Resposta direta
O backtesting de EAs é o processo de executar um assessor especialista (EA) em dados históricos de mercado para estimar como ele poderia ter se saído no passado. A principal limitação é a incerteza: o que funcionou historicamente pode falhar depois, porque preços futuros, liquidez, volatilidade e atritos de negociação podem diferir, e porque a configuração do teste pode não refletir a execução real.
Mecânica e o que é assumido
O backtesting normalmente utiliza (1) as regras de um EA, (2) dados históricos de preços e (3) um conjunto de premissas de modelagem sobre como as negociações seriam executadas. As premissas podem incluir como os spreads e as comissões se comportam, se as ordens são executadas no preço exibido ou após atrasos, e como a derrapagem é tratada. Mesmo que a lógica do EA seja estável, o teste só é tão realista quanto o ambiente de teste.
Uma forma útil de pensar sobre isso é a separação entre mecânica estável e condições variáveis:
- Mecânica estável: as regras de decisão do EA e a lógica de geração de ordens.
- Condições variáveis: regimes de mercado, liquidez, spreads de compra e venda, velocidade de execução e os custos de negociação realmente incorridos.
Se o backtest tratar as condições variáveis de forma muito idealizada (por exemplo, usando os mesmos spreads exibidos no gráfico ou ignorando a derrapagem), os resultados simulados podem ser sistematicamente diferentes do que aconteceria quando o EA negocia com restrições reais.
Evidência ou exemplo de por que pode falhar
Considere um backtest que mostra retornos fortes usando barras históricas. Na negociação ao vivo, pelo menos três categorias de diferenças podem aparecer:
- Diferenças de dados: o feed histórico pode não representar o caminho exato de preços que existiu tick a tick.

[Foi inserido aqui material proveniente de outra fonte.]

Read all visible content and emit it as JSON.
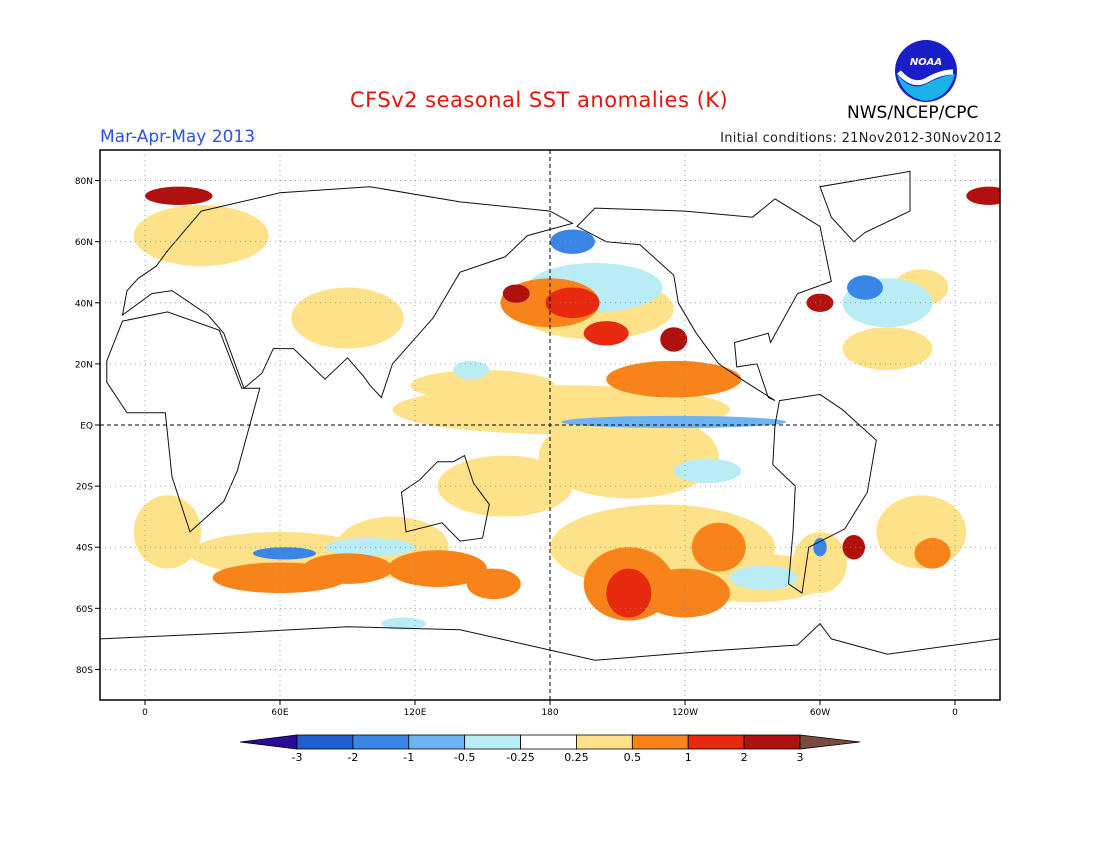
{
  "title": "CFSv2 seasonal SST anomalies (K)",
  "period": "Mar-Apr-May 2013",
  "initial_conditions": "Initial conditions: 21Nov2012-30Nov2012",
  "agency": "NWS/NCEP/CPC",
  "logo_text": "NOAA",
  "map": {
    "lat_labels": [
      "80N",
      "60N",
      "40N",
      "20N",
      "EQ",
      "20S",
      "40S",
      "60S",
      "80S"
    ],
    "lat_values": [
      80,
      60,
      40,
      20,
      0,
      -20,
      -40,
      -60,
      -80
    ],
    "lon_labels": [
      "0",
      "60E",
      "120E",
      "180",
      "120W",
      "60W",
      "0"
    ],
    "lon_values": [
      0,
      60,
      120,
      180,
      240,
      300,
      360
    ],
    "lon_range": [
      -20,
      380
    ],
    "lat_range": [
      -90,
      90
    ]
  },
  "colorbar": {
    "labels": [
      "-3",
      "-2",
      "-1",
      "-0.5",
      "-0.25",
      "0.25",
      "0.5",
      "1",
      "2",
      "3"
    ],
    "colors": [
      "#2a0a9a",
      "#1f5fd0",
      "#3a86e6",
      "#6fb4f2",
      "#b9ecf5",
      "#ffffff",
      "#fde28a",
      "#f7831a",
      "#e7290f",
      "#b0110e",
      "#7b4a3e"
    ]
  },
  "anomaly_colors": {
    "strong_warm": "#b0110e",
    "warm": "#e7290f",
    "moderate_warm": "#f7831a",
    "weak_warm": "#fde28a",
    "weak_cold": "#b9ecf5",
    "moderate_cold": "#6fb4f2",
    "cold": "#3a86e6"
  }
}
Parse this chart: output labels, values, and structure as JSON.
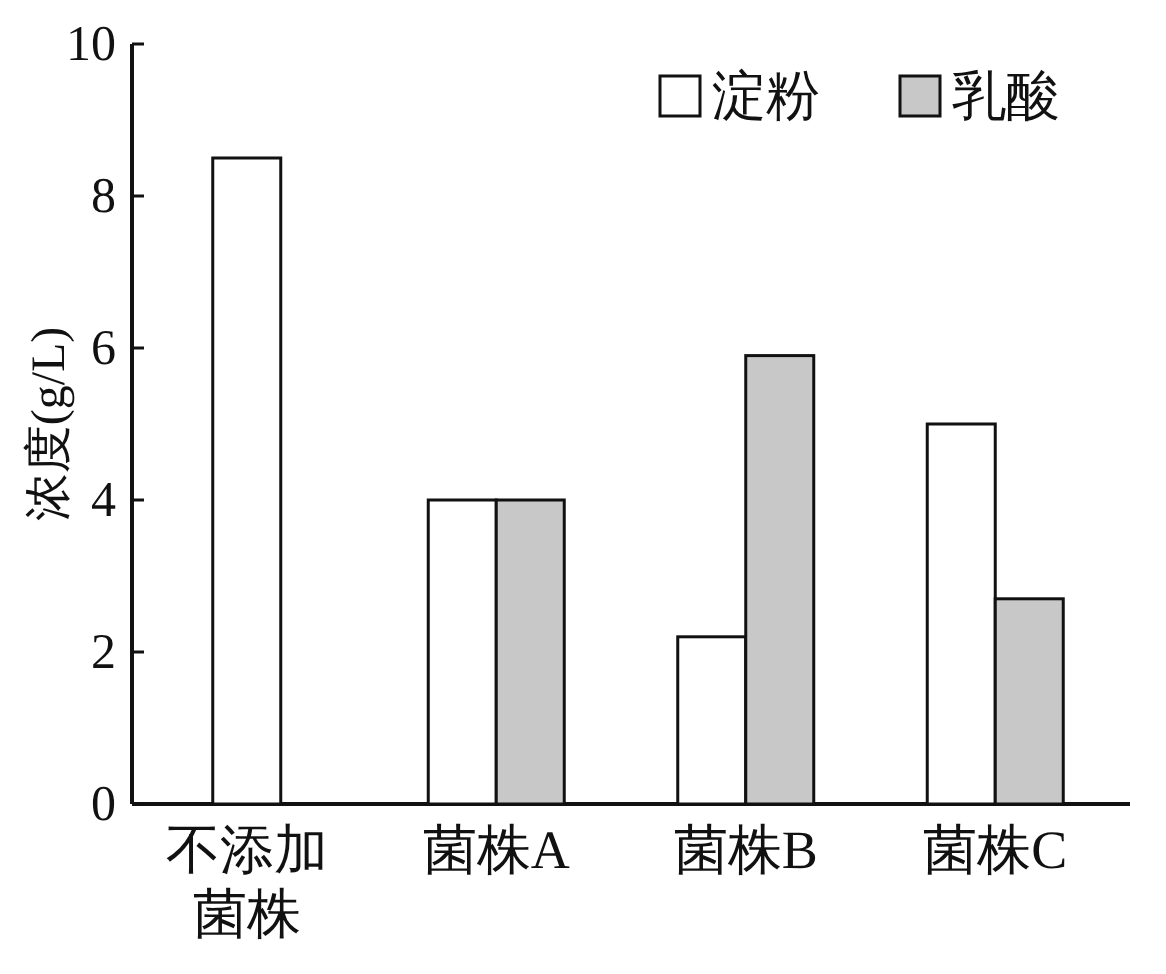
{
  "chart_data": {
    "type": "bar",
    "ylabel": "浓度(g/L)",
    "categories": [
      "不添加菌株",
      "菌株A",
      "菌株B",
      "菌株C"
    ],
    "series": [
      {
        "name": "淀粉",
        "color": "#ffffff",
        "values": [
          8.5,
          4.0,
          2.2,
          5.0
        ]
      },
      {
        "name": "乳酸",
        "color": "#c8c8c8",
        "values": [
          null,
          4.0,
          5.9,
          2.7
        ]
      }
    ],
    "ylim": [
      0,
      10
    ],
    "yticks": [
      0,
      2,
      4,
      6,
      8,
      10
    ],
    "legend": "top right",
    "grid": false
  }
}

- Diferenças de execução: as execuções podem ser piores devido a derrapagem, execuções parciais ou latência.
- Diferenças de ambiente: o EA pode depender de condições de volatilidade ou tendência que mudam posteriormente.
Mesmo sem qualquer codificação “errada”, essas diferenças podem alterar o momento das negociações e a sequência de entradas e saídas, o que importa muito para estratégias sensíveis ao posicionamento de ordens e à microestrutura do mercado.
Limitações e riscos
Os modos de falha materiais incluem:
- Sobreajuste ao histórico: um EA pode parecer otimizado para padrões passados, enquanto os mercados futuros seguem dinâmicas diferentes.
- Viés de antecipação e vazamentos ocultos de premissas: as configurações do teste podem usar acidentalmente informações que o EA não teria naquele momento.
- Viés de sobrevivência e de seleção: se o período testado foi escolhido porque parecia favorável, os resultados podem não se generalizar.
- Subestimação de custos e execução: pequenas diferenças em comissões, spreads e derrapagem podem afetar materialmente a lucratividade, especialmente para estratégias com negociações frequentes.
Uma limitação fundamental é a incompatibilidade entre “relações históricas” e “resultados futuros”. O desempenho histórico pode refletir muitas condições transitórias; não é evidência de que essas condições persistirão.
Verificação ou próxima pergunta
Para verificar de forma independente o que um backtest pode e não pode dizer, concentre-se em saber se a configuração do teste corresponde a restrições de negociação realistas: a qualidade dos dados, o tratamento de spreads e comissões e como a derrapagem e o momento de execução das ordens são modelados. Se o desempenho de um EA depender fortemente de premissas altamente específicas, então o backtest é menos útil como evidência.
Uma boa próxima pergunta é: “Quais entradas e premissas de execução mais alterariam os resultados das negociações e quão sensíveis são os resultados a variações razoáveis dessas premissas?”